RIP Popeye (1929-2006)

There was not a dry eye in Cartoonland when Bluto ended his eulogy,

"He met his finish,

'cause he ate his spinach,

he was Popeye the Sailor Man."

While the two played nemeses on screen, in real life Popeye and Bluto were the closest of friends, starting as a merchant marine's doodles back in the days of Vaudeville. After years, of clawing and scratching their way to fame together, Bluto shed a tear as he said, "I can't believe I'll never hear his 'gug-gug-gug' again. I'll miss that scallywag more than words can express."

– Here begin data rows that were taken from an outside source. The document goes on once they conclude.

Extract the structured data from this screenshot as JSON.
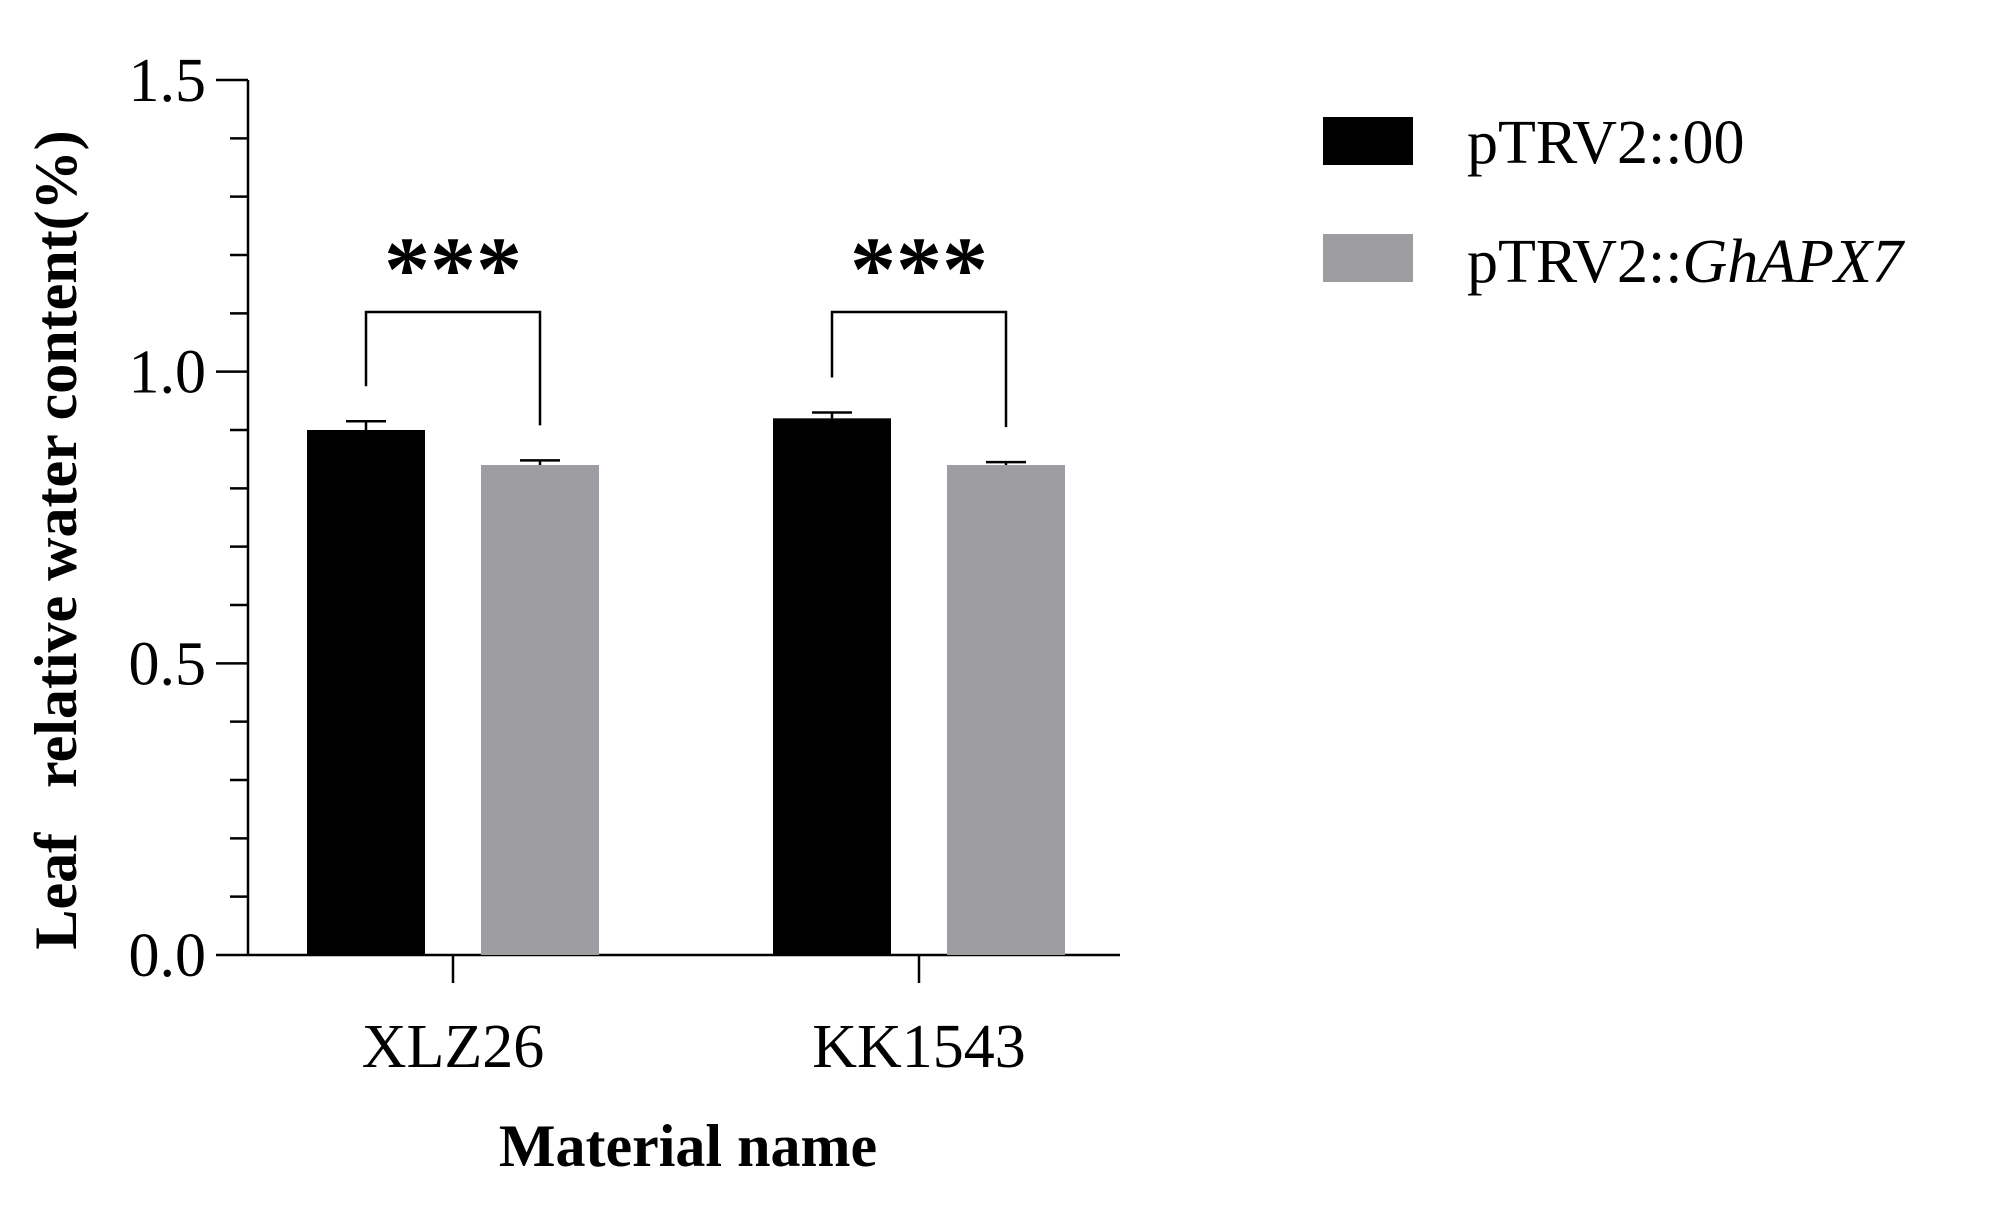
{
  "chart_data": {
    "type": "bar",
    "categories": [
      "XLZ26",
      "KK1543"
    ],
    "series": [
      {
        "name": "pTRV2::00",
        "color": "#000000",
        "values": [
          0.9,
          0.92
        ],
        "errors": [
          0.015,
          0.01
        ]
      },
      {
        "name_prefix": "pTRV2::",
        "name_italic": "GhAPX7",
        "color": "#9e9ea2",
        "values": [
          0.84,
          0.84
        ],
        "errors": [
          0.008,
          0.005
        ]
      }
    ],
    "xlabel": "Material name",
    "ylabel": "Leaf   relative water content(%)",
    "ylim": [
      0,
      1.5
    ],
    "yticks": [
      "0.0",
      "0.5",
      "1.0",
      "1.5"
    ],
    "yminor_step": 0.1,
    "significance": [
      {
        "category": "XLZ26",
        "label": "***"
      },
      {
        "category": "KK1543",
        "label": "***"
      }
    ],
    "legend_position": "top-right",
    "grid": false
  }
}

While emphysema forced him to abandon his ubiquitous pipe decades ago, even through all years in the home for retired cartoon characters, Popeye never gave up his trademark vegetable, what an older Betty Boop would refer to as "forearm Viagra."

Indeed, after watching Wimpy slowly succumb to a horrible brain-wasting disease contracted from burger's tainted with mad cow disease, Popeye became an ever more determined champion of a diet based around dark, leafy greens. "He always said that they are chock full of vitamins A and D and enough iron to build little tanks in your biceps," recalled Poopdeck Pappy.

But as irony would have it, the spinach ended up being his toughest enemy.

Popeye is survived by his girlfriend Olive Oyl and Sweetpea, a child of ambiguous gender whom he may or may not have fathered.